This post contains affiliate links. Please see our disclosure policy.

Chris Freytag demonstrates a Half Roll Back

Half Roll Back is a pilates exercise that strengthens your core and helps create healthy movement in your spine. So many core exercises do a great job at strengthening your abs, but do not help create a healthy spine. This move, like many pilates moves, takes both of these things into account.
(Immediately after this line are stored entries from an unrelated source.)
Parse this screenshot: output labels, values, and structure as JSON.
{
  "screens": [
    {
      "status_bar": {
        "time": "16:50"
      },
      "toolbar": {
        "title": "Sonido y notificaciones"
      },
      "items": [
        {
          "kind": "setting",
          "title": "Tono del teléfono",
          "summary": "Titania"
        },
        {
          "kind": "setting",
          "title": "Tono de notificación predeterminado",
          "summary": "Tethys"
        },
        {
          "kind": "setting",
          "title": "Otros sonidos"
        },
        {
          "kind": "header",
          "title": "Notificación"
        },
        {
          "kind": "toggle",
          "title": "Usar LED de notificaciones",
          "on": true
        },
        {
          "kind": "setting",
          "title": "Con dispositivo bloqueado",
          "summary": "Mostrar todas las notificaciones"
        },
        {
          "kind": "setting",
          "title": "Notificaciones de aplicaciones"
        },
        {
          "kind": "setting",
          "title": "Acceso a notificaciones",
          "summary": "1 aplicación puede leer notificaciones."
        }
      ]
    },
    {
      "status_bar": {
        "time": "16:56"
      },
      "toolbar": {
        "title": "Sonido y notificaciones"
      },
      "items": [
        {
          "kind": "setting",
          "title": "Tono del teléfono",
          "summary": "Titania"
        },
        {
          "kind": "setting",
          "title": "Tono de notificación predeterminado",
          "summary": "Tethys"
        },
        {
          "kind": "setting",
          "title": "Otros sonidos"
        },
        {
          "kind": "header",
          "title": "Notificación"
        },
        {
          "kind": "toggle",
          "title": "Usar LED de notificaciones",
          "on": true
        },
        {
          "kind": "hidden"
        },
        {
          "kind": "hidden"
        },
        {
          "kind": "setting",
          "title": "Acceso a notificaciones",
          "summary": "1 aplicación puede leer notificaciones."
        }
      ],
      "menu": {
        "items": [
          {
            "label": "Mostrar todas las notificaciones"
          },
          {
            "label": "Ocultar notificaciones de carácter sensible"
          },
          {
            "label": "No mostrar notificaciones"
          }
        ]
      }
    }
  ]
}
While you are rolling back, your lower abs pull in tight to keep you slow and controlled.

At the same time your spine gets a chance to practice mobility and the movement of each vertebrae separate from the others. If you learn how to do Half Roll Back you will have a stronger core and healthier back.

Most pilates exercises focus on the entire core as well as flexibility. What is pilates, you ask?

Joseph Pilates (1880-1967) created Pilates almost 100 years ago for dancers. By using slow controlled movements, the core body is strengthened while lengthening and stretching at the same time. When done correctly, Pilates requires a true mind/body connection and sculpts the abs like no other exercise routine!

Half Roll Back trains the rectus abdominus and the transverse abdominus – the upper and lower abs all in the same move. As you slowly roll your spine back and forth, you focus on your breathing which helps to pull your ab muscles in and avoid relying on momentum to move.

Putting Half Roll Backs into your weekly exercise routine is one of the smartest moves you can make. It is a great way to warm up gently and prepare the body for more, but also an excellent cool-down at the end of any workout. Try our Power Pilates Workout!

Full Body Roll Up Exercise Instructions

  • Start seated with knees bent and feet on the mat. Arms are rounded in a circle shape in front of the chest.
  • Scoop the abdominals and round back towards the mat slowly until you reach the mid back, then engage your abs even deeper and roll back up to your starting position.